U.S. imperialism isn’t just about boots on the ground. It’s about toppling governments that won’t play ball with Western capital. Iran in 1953. Chile in 1973. Haiti, Guatemala, the Congo. The list goes on. When diplomacy doesn’t serve U.S. interests, regime change becomes the foreign policy of choice. Empire with a smile.

The justification for U.S. imperialism is still the same colonial lie: “We’re bringing civilization.” Only now it’s rebranded as democracy promotion and humanitarian intervention. But we’re not spreading democracy, we’re spreading McDonald’s, oil pipelines, military bases, and sweatshops. And if a country resists? Sanctions, bombs, and coups.

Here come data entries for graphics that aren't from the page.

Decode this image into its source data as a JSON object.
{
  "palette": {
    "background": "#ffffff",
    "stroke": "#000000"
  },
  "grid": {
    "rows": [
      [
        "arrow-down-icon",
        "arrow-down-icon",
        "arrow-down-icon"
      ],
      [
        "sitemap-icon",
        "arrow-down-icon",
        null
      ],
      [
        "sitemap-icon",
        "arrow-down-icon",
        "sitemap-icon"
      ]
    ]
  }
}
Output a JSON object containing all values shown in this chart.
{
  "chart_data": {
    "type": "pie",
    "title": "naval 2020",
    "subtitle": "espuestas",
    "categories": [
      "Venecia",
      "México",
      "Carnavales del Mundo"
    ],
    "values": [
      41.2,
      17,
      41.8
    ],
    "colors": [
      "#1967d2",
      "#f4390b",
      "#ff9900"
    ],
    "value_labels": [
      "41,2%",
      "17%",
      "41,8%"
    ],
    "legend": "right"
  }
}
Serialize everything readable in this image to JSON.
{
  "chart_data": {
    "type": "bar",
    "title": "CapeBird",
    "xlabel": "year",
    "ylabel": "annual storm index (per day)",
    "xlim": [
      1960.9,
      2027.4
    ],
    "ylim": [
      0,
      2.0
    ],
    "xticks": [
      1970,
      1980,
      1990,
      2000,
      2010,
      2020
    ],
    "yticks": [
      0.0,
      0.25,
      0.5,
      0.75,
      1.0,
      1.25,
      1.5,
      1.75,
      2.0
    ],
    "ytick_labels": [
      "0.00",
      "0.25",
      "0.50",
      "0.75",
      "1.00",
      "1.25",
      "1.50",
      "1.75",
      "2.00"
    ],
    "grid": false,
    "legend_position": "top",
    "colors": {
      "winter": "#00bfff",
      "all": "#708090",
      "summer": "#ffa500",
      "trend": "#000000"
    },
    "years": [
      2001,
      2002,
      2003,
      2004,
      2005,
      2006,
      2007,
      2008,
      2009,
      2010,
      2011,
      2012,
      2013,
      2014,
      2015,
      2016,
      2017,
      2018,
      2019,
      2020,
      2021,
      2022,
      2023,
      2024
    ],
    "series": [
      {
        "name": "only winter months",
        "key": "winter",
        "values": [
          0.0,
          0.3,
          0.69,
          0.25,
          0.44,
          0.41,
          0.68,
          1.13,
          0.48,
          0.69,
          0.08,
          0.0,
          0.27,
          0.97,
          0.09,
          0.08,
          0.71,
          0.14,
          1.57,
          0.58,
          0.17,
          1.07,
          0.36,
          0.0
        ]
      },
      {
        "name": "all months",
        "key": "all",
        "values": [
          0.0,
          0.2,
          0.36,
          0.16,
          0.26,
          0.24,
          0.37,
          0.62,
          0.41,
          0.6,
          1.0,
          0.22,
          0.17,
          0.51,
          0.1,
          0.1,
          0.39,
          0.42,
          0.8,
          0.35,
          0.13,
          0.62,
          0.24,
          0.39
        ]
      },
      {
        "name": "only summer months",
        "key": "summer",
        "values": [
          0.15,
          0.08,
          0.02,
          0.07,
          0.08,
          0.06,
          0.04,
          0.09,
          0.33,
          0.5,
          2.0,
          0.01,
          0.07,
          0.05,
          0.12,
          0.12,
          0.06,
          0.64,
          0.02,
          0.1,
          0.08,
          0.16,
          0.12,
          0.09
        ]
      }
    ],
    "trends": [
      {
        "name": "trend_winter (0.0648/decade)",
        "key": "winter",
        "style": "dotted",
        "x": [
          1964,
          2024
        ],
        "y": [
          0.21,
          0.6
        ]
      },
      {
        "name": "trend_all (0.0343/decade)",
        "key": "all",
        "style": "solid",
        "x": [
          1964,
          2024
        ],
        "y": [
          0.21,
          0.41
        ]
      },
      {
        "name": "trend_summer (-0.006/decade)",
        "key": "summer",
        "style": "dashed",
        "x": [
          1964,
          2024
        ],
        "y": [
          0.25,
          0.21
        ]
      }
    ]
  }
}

While the Pentagon devours over $800 billion a year, Americans go bankrupt from medical bills, ration insulin, and drown in student debt. Empire is expensive. It always comes home. It militarizes police, surveils dissent, and turns the nation into a fortress built on fear. Meanwhile, infrastructure crumbles and the planet burns. And we want to bring more children into this wasteland so they can keep feeding the war machine when they turn 18, but they come back with PTSD and have to wait until they’re 21 to have a drinking problem because of it.

The war machine doesn’t protect us. It protects capital. Real security comes from housing, healthcare, education, and dignity. Not aircraft carriers and drone fleets. It’s time we stop worshiping the military and start dismantling it. That means defunding the Pentagon, ending the imperialist wars, and refusing to let our lives serve empire.